9. Have heart-to-heart talks. When someone doesn’t meet your expectations, tell them! Ask them what happened. Listen to them to understand where they are coming from. Explain why their results matter to you, the team, the customers. When you care about their results and challenges, they will care.

10. Recognize them. When people exceed your expectations, take notice. Not everyone acts like they want recognition, but most do. I spoke to an extremely smart, capable, successful junior executive yesterday about recognition. He shared that he didn’t get much recognition from his parents, and he wished he had. He learned to be independent and charge forward without it. So, he doesn’t seek it out; but in his heart, he wishes there was more it.

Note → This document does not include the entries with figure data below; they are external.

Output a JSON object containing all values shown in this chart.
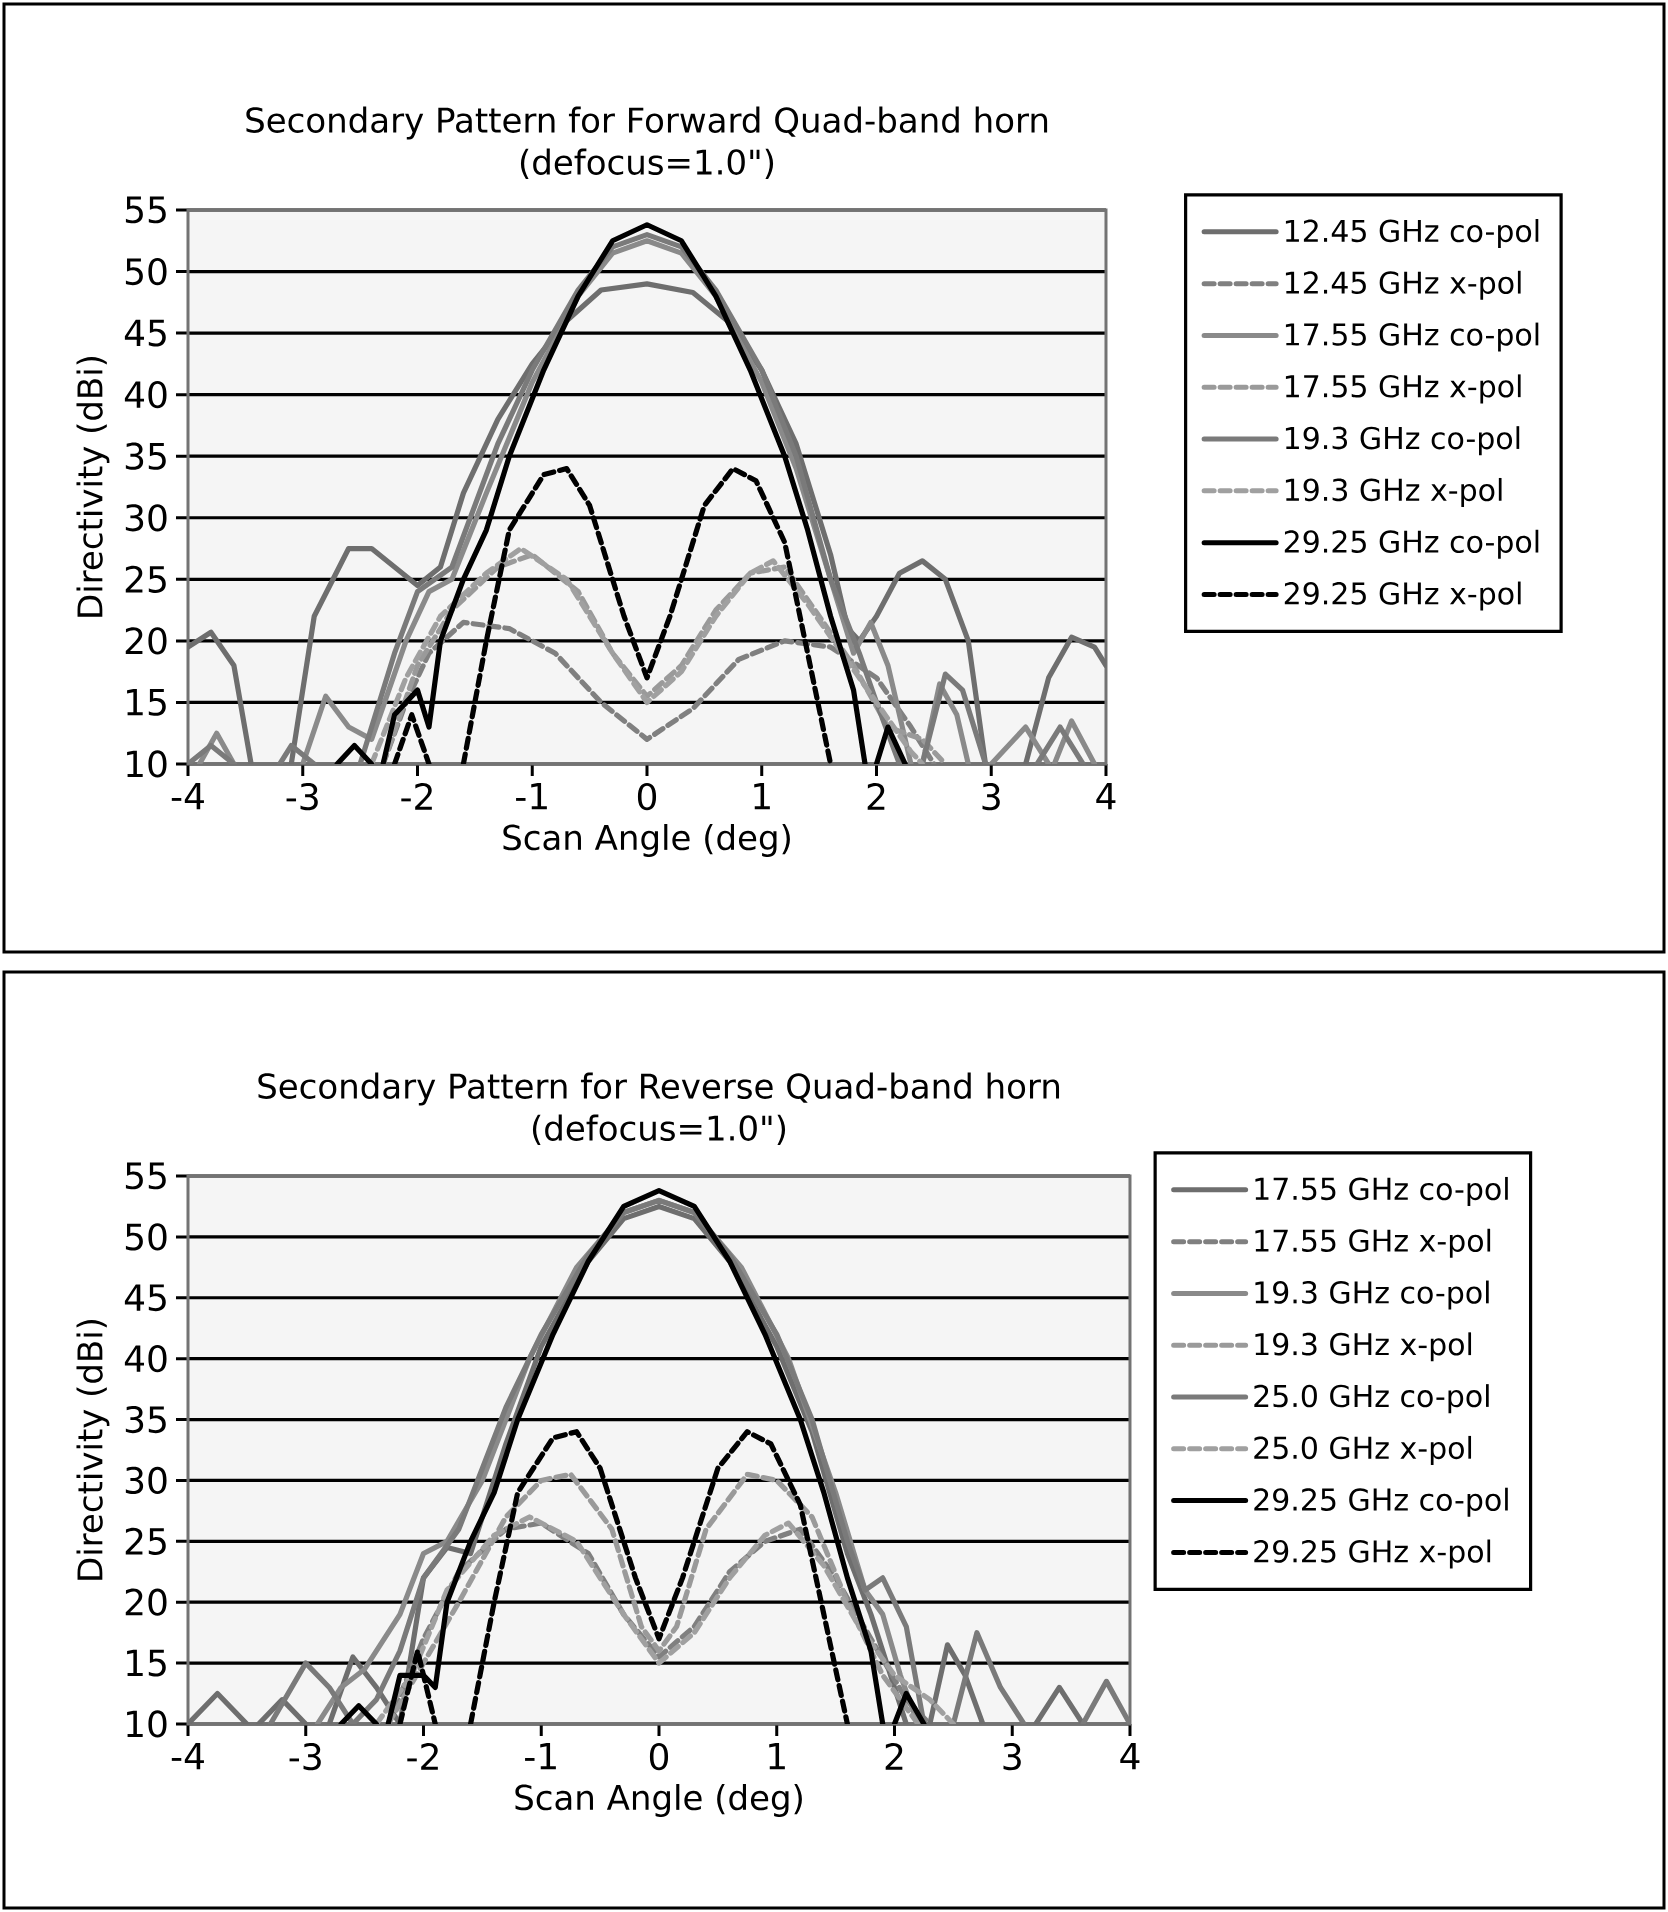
{
  "chart_data": [
    {
      "type": "line",
      "title": "Secondary Pattern for Forward Quad-band horn",
      "subtitle": "(defocus=1.0\")",
      "xlabel": "Scan Angle (deg)",
      "ylabel": "Directivity (dBi)",
      "xlim": [
        -4,
        4
      ],
      "ylim": [
        10,
        55
      ],
      "xticks": [
        -4,
        -3,
        -2,
        -1,
        0,
        1,
        2,
        3,
        4
      ],
      "yticks": [
        10,
        15,
        20,
        25,
        30,
        35,
        40,
        45,
        50,
        55
      ],
      "grid": "y",
      "legend": "right",
      "series": [
        {
          "name": "12.45 GHz co-pol",
          "color": "#6e6e6e",
          "line_style": "solid",
          "x": [
            -4,
            -3.8,
            -3.6,
            -3.45,
            -3.3,
            -3.1,
            -2.9,
            -2.6,
            -2.4,
            -2.2,
            -2.0,
            -1.8,
            -1.6,
            -1.3,
            -1.0,
            -0.7,
            -0.4,
            0,
            0.4,
            0.7,
            1.0,
            1.3,
            1.6,
            1.75,
            1.85,
            2.0,
            2.2,
            2.4,
            2.6,
            2.8,
            2.95,
            3.1,
            3.3,
            3.5,
            3.7,
            3.9,
            4
          ],
          "values": [
            19.5,
            20.7,
            18,
            10,
            null,
            10,
            22,
            27.5,
            27.5,
            26,
            24.5,
            26,
            32,
            38,
            42.5,
            46,
            48.5,
            49,
            48.3,
            46,
            42,
            36,
            27,
            21,
            20,
            22,
            25.5,
            26.5,
            25,
            20,
            10,
            null,
            10,
            17,
            20.3,
            19.5,
            18
          ]
        },
        {
          "name": "12.45 GHz x-pol",
          "color": "#808080",
          "line_style": "dashed",
          "x": [
            -2.3,
            -2.1,
            -1.9,
            -1.6,
            -1.2,
            -0.8,
            -0.4,
            0,
            0.4,
            0.8,
            1.2,
            1.6,
            2.0,
            2.3,
            2.5
          ],
          "values": [
            10,
            15,
            19,
            21.5,
            21,
            19,
            15,
            12,
            14.5,
            18.5,
            20,
            19.5,
            17,
            13,
            10
          ]
        },
        {
          "name": "17.55 GHz co-pol",
          "color": "#8a8a8a",
          "line_style": "solid",
          "x": [
            -3.9,
            -3.75,
            -3.6,
            -3.3,
            -3.0,
            -2.8,
            -2.6,
            -2.4,
            -2.1,
            -1.9,
            -1.7,
            -1.4,
            -1.0,
            -0.6,
            -0.3,
            0,
            0.3,
            0.6,
            1.0,
            1.3,
            1.6,
            1.8,
            1.95,
            2.1,
            2.3,
            2.35,
            2.4,
            2.55,
            2.7,
            2.8,
            2.9,
            3.0,
            3.3,
            3.5,
            3.52,
            3.55,
            3.7,
            3.9
          ],
          "values": [
            10,
            12.5,
            10,
            null,
            10,
            15.5,
            13,
            12,
            20,
            24,
            25,
            32,
            41,
            48,
            51.5,
            52.5,
            51.5,
            48,
            41,
            34,
            25,
            19,
            21.5,
            18,
            10,
            null,
            10,
            16.5,
            14,
            10,
            null,
            10,
            13,
            10,
            null,
            10,
            13.5,
            10
          ]
        },
        {
          "name": "17.55 GHz x-pol",
          "color": "#9a9a9a",
          "line_style": "dashed",
          "x": [
            -2.3,
            -2.0,
            -1.7,
            -1.3,
            -1.0,
            -0.6,
            -0.3,
            0,
            0.3,
            0.6,
            0.9,
            1.2,
            1.5,
            1.8,
            2.1,
            2.4,
            2.6
          ],
          "values": [
            10,
            18,
            22.5,
            26,
            27,
            24,
            19,
            15.5,
            18,
            22.5,
            25.5,
            26,
            22,
            18,
            13,
            12,
            10
          ]
        },
        {
          "name": "19.3 GHz co-pol",
          "color": "#7a7a7a",
          "line_style": "solid",
          "x": [
            -4,
            -3.8,
            -3.6,
            -3.4,
            -3.2,
            -3.1,
            -2.9,
            -2.7,
            -2.5,
            -2.2,
            -2.0,
            -1.7,
            -1.3,
            -1.0,
            -0.6,
            -0.3,
            0,
            0.3,
            0.6,
            1.0,
            1.3,
            1.6,
            1.85,
            2.0,
            2.2,
            2.3,
            2.4,
            2.6,
            2.75,
            2.95,
            3.2,
            3.4,
            3.6,
            3.8
          ],
          "values": [
            10,
            11.5,
            10,
            null,
            10,
            11.5,
            10,
            null,
            10,
            19,
            24,
            26,
            36,
            42,
            48.5,
            52,
            53,
            52,
            48.5,
            42,
            35,
            25,
            19,
            15,
            10,
            null,
            10,
            17.3,
            16,
            10,
            null,
            10,
            13,
            10
          ]
        },
        {
          "name": "19.3 GHz x-pol",
          "color": "#a0a0a0",
          "line_style": "dashed",
          "x": [
            -2.4,
            -2.1,
            -1.8,
            -1.4,
            -1.1,
            -0.7,
            -0.3,
            0,
            0.3,
            0.6,
            0.9,
            1.1,
            1.4,
            1.7,
            2.0,
            2.3,
            2.4
          ],
          "values": [
            10,
            17,
            22,
            25.5,
            27.5,
            25,
            19,
            15,
            17.5,
            22,
            25.5,
            26.5,
            23,
            19,
            15,
            11,
            10
          ]
        },
        {
          "name": "29.25 GHz co-pol",
          "color": "#000000",
          "line_style": "solid",
          "x": [
            -2.7,
            -2.55,
            -2.4,
            -2.35,
            -2.3,
            -2.2,
            -2.0,
            -1.9,
            -1.8,
            -1.6,
            -1.4,
            -1.2,
            -0.9,
            -0.6,
            -0.3,
            0,
            0.3,
            0.6,
            0.9,
            1.2,
            1.4,
            1.6,
            1.8,
            1.9,
            1.95,
            2.0,
            2.1,
            2.25
          ],
          "values": [
            10,
            11.5,
            10,
            null,
            10,
            14,
            16,
            13,
            20,
            25,
            29,
            35,
            42,
            48,
            52.5,
            53.8,
            52.5,
            48,
            42,
            35,
            29,
            22,
            16,
            10,
            null,
            10,
            13,
            10
          ]
        },
        {
          "name": "29.25 GHz x-pol",
          "color": "#000000",
          "line_style": "dashed",
          "x": [
            -2.2,
            -2.05,
            -1.9,
            -1.75,
            -1.6,
            -1.4,
            -1.2,
            -0.9,
            -0.7,
            -0.5,
            -0.2,
            0,
            0.2,
            0.5,
            0.75,
            0.95,
            1.2,
            1.4,
            1.6
          ],
          "values": [
            10,
            14,
            10,
            null,
            10,
            20,
            29,
            33.5,
            34,
            31,
            22,
            17,
            22,
            31,
            34,
            33,
            28,
            19,
            10
          ]
        }
      ]
    },
    {
      "type": "line",
      "title": "Secondary Pattern for Reverse Quad-band horn",
      "subtitle": "(defocus=1.0\")",
      "xlabel": "Scan Angle (deg)",
      "ylabel": "Directivity (dBi)",
      "xlim": [
        -4,
        4
      ],
      "ylim": [
        10,
        55
      ],
      "xticks": [
        -4,
        -3,
        -2,
        -1,
        0,
        1,
        2,
        3,
        4
      ],
      "yticks": [
        10,
        15,
        20,
        25,
        30,
        35,
        40,
        45,
        50,
        55
      ],
      "grid": "y",
      "legend": "right",
      "series": [
        {
          "name": "17.55 GHz co-pol",
          "color": "#6e6e6e",
          "line_style": "solid",
          "x": [
            -4,
            -3.75,
            -3.5,
            -3.45,
            -3.4,
            -3.2,
            -3.0,
            -2.9,
            -2.8,
            -2.6,
            -2.4,
            -2.2,
            -2.0,
            -1.8,
            -1.6,
            -1.3,
            -1.0,
            -0.6,
            -0.3,
            0,
            0.3,
            0.6,
            1.0,
            1.3,
            1.6,
            1.8,
            2.0,
            2.1,
            2.2,
            2.3,
            2.45,
            2.6,
            2.75,
            3.0,
            3.2,
            3.4,
            3.6
          ],
          "values": [
            10,
            12.5,
            10,
            null,
            10,
            12,
            10,
            null,
            10,
            15.5,
            13,
            10,
            22,
            24.5,
            24,
            33,
            41,
            48,
            51.5,
            52.5,
            51.5,
            48,
            41,
            34,
            24,
            19,
            13,
            10,
            null,
            10,
            16.5,
            14,
            10,
            null,
            10,
            13,
            10
          ]
        },
        {
          "name": "17.55 GHz x-pol",
          "color": "#808080",
          "line_style": "dashed",
          "x": [
            -2.3,
            -2.0,
            -1.7,
            -1.3,
            -1.0,
            -0.6,
            -0.3,
            0,
            0.3,
            0.6,
            0.9,
            1.2,
            1.5,
            1.8,
            2.1,
            2.3
          ],
          "values": [
            10,
            17,
            22.5,
            26,
            26.5,
            24,
            19,
            15.5,
            18,
            22.5,
            25,
            26,
            22,
            17,
            12,
            10
          ]
        },
        {
          "name": "19.3 GHz co-pol",
          "color": "#8a8a8a",
          "line_style": "solid",
          "x": [
            -2.9,
            -2.7,
            -2.5,
            -2.2,
            -2.0,
            -1.8,
            -1.5,
            -1.1,
            -0.7,
            -0.3,
            0,
            0.3,
            0.7,
            1.1,
            1.5,
            1.75,
            1.9,
            2.05,
            2.2
          ],
          "values": [
            10,
            13,
            14.5,
            19,
            24,
            25,
            30,
            40,
            47.5,
            52,
            53,
            52,
            47.5,
            40,
            29,
            21,
            19,
            14,
            10
          ]
        },
        {
          "name": "19.3 GHz x-pol",
          "color": "#9a9a9a",
          "line_style": "dashed",
          "x": [
            -2.3,
            -2.0,
            -1.7,
            -1.3,
            -1.0,
            -0.75,
            -0.4,
            -0.15,
            0,
            0.15,
            0.4,
            0.75,
            1.0,
            1.3,
            1.6,
            1.9,
            2.2
          ],
          "values": [
            10,
            15,
            20,
            27,
            30,
            30.5,
            26,
            18,
            16,
            18,
            26,
            30.5,
            30,
            27,
            20,
            14,
            10
          ]
        },
        {
          "name": "25.0 GHz co-pol",
          "color": "#7a7a7a",
          "line_style": "solid",
          "x": [
            -3.3,
            -3.0,
            -2.8,
            -2.6,
            -2.4,
            -2.2,
            -2.0,
            -1.7,
            -1.3,
            -1.0,
            -0.6,
            -0.3,
            0,
            0.3,
            0.6,
            1.0,
            1.3,
            1.6,
            1.75,
            1.9,
            2.1,
            2.25,
            2.4,
            2.5,
            2.7,
            2.9,
            3.1,
            3.3,
            3.6,
            3.8,
            4
          ],
          "values": [
            10,
            15,
            13,
            10,
            12,
            16,
            22,
            26,
            36,
            42,
            48.5,
            52,
            53,
            52,
            48.5,
            42,
            35,
            25,
            21,
            22,
            18,
            10,
            null,
            10,
            17.5,
            13,
            10,
            null,
            10,
            13.5,
            10
          ]
        },
        {
          "name": "25.0 GHz x-pol",
          "color": "#a0a0a0",
          "line_style": "dashed",
          "x": [
            -2.4,
            -2.1,
            -1.8,
            -1.4,
            -1.1,
            -0.7,
            -0.3,
            0,
            0.3,
            0.6,
            0.9,
            1.1,
            1.4,
            1.7,
            2.0,
            2.3,
            2.5
          ],
          "values": [
            10,
            14,
            21,
            25.5,
            27,
            25,
            19,
            15,
            17.5,
            22,
            25.5,
            26.5,
            23,
            18,
            14,
            12,
            10
          ]
        },
        {
          "name": "29.25 GHz co-pol",
          "color": "#000000",
          "line_style": "solid",
          "x": [
            -2.7,
            -2.55,
            -2.4,
            -2.35,
            -2.3,
            -2.2,
            -2.0,
            -1.9,
            -1.8,
            -1.6,
            -1.4,
            -1.2,
            -0.9,
            -0.6,
            -0.3,
            0,
            0.3,
            0.6,
            0.9,
            1.2,
            1.4,
            1.6,
            1.8,
            1.9,
            1.95,
            2.0,
            2.1,
            2.25
          ],
          "values": [
            10,
            11.5,
            10,
            null,
            10,
            14,
            14,
            13,
            20,
            25,
            29,
            35,
            42,
            48,
            52.5,
            53.8,
            52.5,
            48,
            42,
            35,
            29,
            22,
            16,
            10,
            null,
            10,
            12.5,
            10
          ]
        },
        {
          "name": "29.25 GHz x-pol",
          "color": "#000000",
          "line_style": "dashed",
          "x": [
            -2.2,
            -2.05,
            -1.9,
            -1.75,
            -1.6,
            -1.4,
            -1.2,
            -0.9,
            -0.7,
            -0.5,
            -0.2,
            0,
            0.2,
            0.5,
            0.75,
            0.95,
            1.2,
            1.4,
            1.6
          ],
          "values": [
            10,
            16,
            10,
            null,
            10,
            20,
            29,
            33.5,
            34,
            31,
            22,
            17,
            22,
            31,
            34,
            33,
            28,
            19,
            10
          ]
        }
      ]
    }
  ]
}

11. Lead them to learning. In case you’ve been living in a hole, workers today care more about learning than status. As Daniel Pink points out, mastery is a motivator. Besides, in today’s world, workers know that all they have when they leave a job is what they have learned and can take to the next job. And if you don’t help them learn, they will leave faster.

 

Leadership and learning are indispensable to each other.” – John F. Kennedy

 

12. Encourage your team. Leaders are in front. They are the ones who are looking ahead and who have the extra job of encouraging their members that the goal far ahead is doable. I witnessed a leader recently who tried to encourage people by pointing out the problems and gaps. This works to a point. Eventually, though, the team gets frustrated because they don’t feel encouraged. Use your time and words to encourage your team by pointing out the progress and how “we” will fill the gaps.

13. When they fail. Applaud them. Congratulate them on taking a risk. Help them pick themselves up. Help them understand what they learned from it. Then move on. Isn’t that what unconditional love is?

 

“Do not judge me by my successes, judge me by how many times I fell down and got back up again. Nelson Mandela

 

14. If you love them, set them free. If you do all of the above and things are not working out, and it’s clear that their job or your company isn’t a good fit, then do as Sting sang and set them free. Help them find a new job within your company or somewhere else. What good is a team member who isn’t succeeding, isn’t happy, and isn’t growing. True love lets people be who they need to be.

Doing only one of these things will put your team in good shape to succeed. Doing several will accelerate success. Doing them all will be team bliss. But even more, these 14 actions will create an engaged, trusting team ready to conquer whatever you put in front of them.